Aku menyibak gorden yang menutupi jendela kamar. Bukan di sofa depan perapian, aku kini berada si sebuah kamar sederhana dengan gaya minimalis. Tadi malam–atau dini hari tadi tepatnya, Dimasta membangunkanku. Saking lelahnya, aku ikut tertidur di sofa.

"Aku nggak yakin bisa mindahin kamu dari sini ke lantai dua tanpa bangunin kamu sih, Ra," katanya tepat ketika mataku terbuka. Wajah kami hanya berjarak beberapa senti, dan dari jarak itu, aku bisa merasakan hembusan napasnya membelai pipi. "Ngomong-ngomong tanganku kesemutan," lanjutnya disertai ringisan kecil di wajah.

"Sorry, Dim," sesalku sambil berusaha membenarkan posisi duduk. "Aku naik sendiri." Aku berjalan menuju tangga sampai akhirnya sadar ketika mendengar suara tawa Dimasta.

"Kamu tahu di mana kamarnya?"

Aku menghela napas panjang. Mengutuk kebodohanku, lalu menggeleng.

Kami jalan beriringan menaiki anak tangga, menyusuri lorong lantai dua, hingga tiba di sebuah ruangan yang kuyakini sebagai kamar Dimasta. Ia sempat memeriksa kondisi kamar sebelum kembali meninggalkan ruangan. Seperti biasa, sebuah kecupan singkat mendarat di keningku.
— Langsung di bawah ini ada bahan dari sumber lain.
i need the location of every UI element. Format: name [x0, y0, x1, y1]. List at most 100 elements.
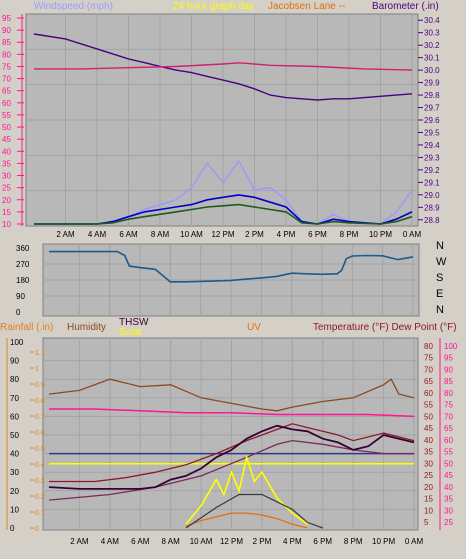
humidity-label: Humidity [67, 322, 106, 333]
baro-tick-label: 30.4 [424, 16, 440, 25]
x-tick-label: 4 AM [88, 230, 107, 239]
rain-tick-label: 0.9 [35, 382, 45, 389]
temperature-line [49, 423, 415, 483]
rain-tick-label: 0 [35, 526, 39, 533]
humidity-tick-label: 80 [10, 375, 19, 384]
baro-tick-label: 29.4 [424, 141, 440, 150]
baro-axis-label: Barometer (.in) [372, 1, 439, 12]
x-tick-label: 8 PM [344, 537, 363, 546]
humidity-tick-label: 40 [10, 450, 19, 459]
temp-tick-label: 65 [424, 377, 433, 386]
rain-tick-label: 0.6 [35, 430, 45, 437]
dewpoint-tick-label: 35 [444, 495, 453, 504]
baro-tick-label: 29.3 [424, 153, 440, 162]
wind-speed-line [34, 203, 413, 225]
station-name: Jacobsen Lane -- [268, 1, 345, 12]
dewpoint-tick-label: 85 [444, 377, 453, 386]
wind-tick-label: 25 [2, 184, 11, 193]
dewpoint-tick-label: 75 [444, 401, 453, 410]
compass-label: N [436, 240, 444, 252]
dewpoint-tick-label: 95 [444, 354, 453, 363]
rain-tick-label: 0.2 [35, 494, 45, 501]
temp-dew-label: Temperature (°F) Dew Point (°F) [313, 322, 457, 333]
baro-tick-label: 30.2 [424, 41, 440, 50]
wind-average-line [34, 194, 413, 225]
wind-tick-label: 80 [2, 50, 11, 59]
baro-tick-label: 29.1 [424, 178, 440, 187]
dewpoint-tick-label: 100 [444, 342, 458, 351]
humidity-tick-label: 70 [10, 394, 19, 403]
rain-tick-label: 0.4 [35, 462, 45, 469]
direction-tick-label: 270 [16, 260, 30, 269]
dewpoint-tick-label: 25 [444, 518, 453, 527]
x-tick-label: 8 PM [340, 230, 359, 239]
wind-tick-label: 95 [2, 14, 11, 23]
dewpoint-tick-label: 50 [444, 459, 453, 468]
humidity-tick-label: 0 [10, 524, 15, 533]
x-tick-label: 12 PM [211, 230, 234, 239]
humidity-tick-label: 30 [10, 468, 19, 477]
x-tick-label: 0 AM [405, 537, 424, 546]
wind-tick-label: 45 [2, 135, 11, 144]
baro-tick-label: 29.2 [424, 166, 440, 175]
dewpoint-tick-label: 90 [444, 365, 453, 374]
x-tick-label: 12 PM [220, 537, 243, 546]
x-tick-label: 8 AM [151, 230, 170, 239]
temp-tick-label: 30 [424, 459, 433, 468]
temp-tick-label: 80 [424, 342, 433, 351]
rain-tick-label: 0.5 [35, 446, 45, 453]
temp-tick-label: 35 [424, 448, 433, 457]
compass-label: N [436, 304, 444, 316]
baro-tick-label: 30.0 [424, 66, 440, 75]
x-tick-label: 10 AM [190, 537, 213, 546]
direction-tick-label: 180 [16, 276, 30, 285]
x-tick-label: 6 PM [313, 537, 332, 546]
wind-tick-label: 40 [2, 147, 11, 156]
wind-tick-label: 70 [2, 75, 11, 84]
wind-tick-label: 30 [2, 172, 11, 181]
wind-tick-label: 60 [2, 99, 11, 108]
x-tick-label: 4 AM [101, 537, 120, 546]
inside-humidity-line [34, 62, 413, 71]
temp-tick-label: 20 [424, 483, 433, 492]
direction-tick-label: 360 [16, 244, 30, 253]
humidity-tick-label: 10 [10, 505, 19, 514]
wind-tick-label: 35 [2, 159, 11, 168]
temp-tick-label: 55 [424, 401, 433, 410]
temp-tick-label: 60 [424, 389, 433, 398]
direction-tick-label: 90 [16, 292, 25, 301]
thsw-label: THSW [119, 317, 149, 328]
wind-direction-line [49, 250, 414, 283]
humidity-tick-label: 20 [10, 487, 19, 496]
x-tick-label: 10 PM [372, 537, 395, 546]
barometer-line [33, 33, 413, 101]
wind-tick-label: 55 [2, 111, 11, 120]
wind-tick-label: 20 [2, 196, 11, 205]
dewpoint-tick-label: 30 [444, 506, 453, 515]
wind-tick-label: 75 [2, 62, 11, 71]
temp-tick-label: 45 [424, 424, 433, 433]
baro-tick-label: 30.3 [424, 29, 440, 38]
x-tick-label: 4 PM [277, 230, 296, 239]
x-tick-label: 2 PM [245, 230, 264, 239]
humidity-line [48, 378, 415, 412]
rain-tick-label: 0.1 [35, 510, 45, 517]
rain-tick-label: 0.8 [35, 398, 45, 405]
temp-tick-label: 15 [424, 495, 433, 504]
x-tick-label: 8 AM [162, 537, 181, 546]
solar-label: Solar [119, 327, 143, 338]
dewpoint-tick-label: 60 [444, 436, 453, 445]
x-tick-label: 2 PM [253, 537, 272, 546]
dewpoint-tick-label: 40 [444, 483, 453, 492]
x-tick-label: 10 PM [369, 230, 392, 239]
thsw-line [48, 424, 415, 490]
humidity-tick-label: 60 [10, 412, 19, 421]
x-tick-label: 0 AM [403, 230, 422, 239]
graph-title: 24 hour graph day [173, 1, 254, 12]
baro-tick-label: 28.8 [424, 216, 440, 225]
x-tick-label: 6 AM [119, 230, 138, 239]
rain-tick-label: 0.3 [35, 478, 45, 485]
dewpoint-tick-label: 70 [444, 412, 453, 421]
Mengingat itu, membuatku tak bisa menahan sensasi menyenangkan dalam hati. Aku tidak bisa memejamkan mata kembali hingga pagi.

Baru saja selesai melipat selimut, kudengar ketukan singkat di pintu. Lalu, kudengar suara Dimasta memanggil.

Sudut bibirku kembali tertarik ke atas saat kutemukan Dimasta berdiri di depan pintu kamar. "Anne sudah bangun?" tanyaku begitu selesai mengagumi penampilannya pagi ini.

Dimasta mengangguk. "Ayo turun. Anne membuatkan bubur ayam pagi ini."

Lalu, belum sempat aku menjawab ajakan Dimasta, seorang wanita paruh baya bertubuh gempal menghampiri kami.

"Kemarilah, Nak," kata wanita Bulgaria itu dengan Bahasa Indonesia yang sama fasihnya dengan Ella. Bukannya merasa asing, aku justru merasa sedang berada di rumah sendiri yang lama tak dikunjungi. Wanita yang kuyakini sebagai Anne ini tersenyum ramah. Seketika, hatiku menghangat.

Kuhampiri Anne dan mengecup punggung tangannya. "Glad to see you, Anne. Thank you for your acceptance."

Mengikuti saran Dimasta, aku memanggilnya Anne. Bukan tanpa alasan, Dimasta bilang jika Anne lebih suka dipanggil dengan namanya.

Anne menepuk punggungku singkat lalu tersenyum. Matanya yang teduh menatap jauh ke dalam mataku. "Terima kasih sudah mengunjungi kami, Ameera. Selama ini, aku hanya sempat mendengar berita tentang kekasih Dimasta tanpa sempat mengetahui siapa namanya. Namun hari ini, putraku akhirnya membawamu pulang."

"Ma ...." Terlihat sedikit keberatan, Dimasta ikut membuka suara.

Wanita yang kini sedang menggenggam jemariku erat itu tidak bisa menyimpan rasa harunya. Aku melihat embun di manik birunya. Hatiku kembali menghangat, tidak percaya jika Anne menyambutku dengan begitu antusias–dan ini adalah kali pertama Dimasta membawa pulang gadisnya?

Pipiku memanas. Aku merasa istimewa. Lebay? Ah, aku tidak peduli. Wanita mana yang tidak bahagia saat ibu sang kekasih memperlakukannya dengan cara seperti ini?

Kami menuruni tangga dengan sangat hati-hati. Anne masih menggenggam erat tanganku, sementara Dimasta sudah turun lebih dulu.

Tempat ini masih sama, hanya furnitur dan beberapa bingkai foto yang baru dipasang menjadi pembeda. Perapian, sofa, ruangan, bahkan taman di depan rumah masih tampak sama. Rumah ini dan segala kenangan manisnya, membuatku tidak menyesali keputusan untuk menghabiskan akhir pekan di tempat ini.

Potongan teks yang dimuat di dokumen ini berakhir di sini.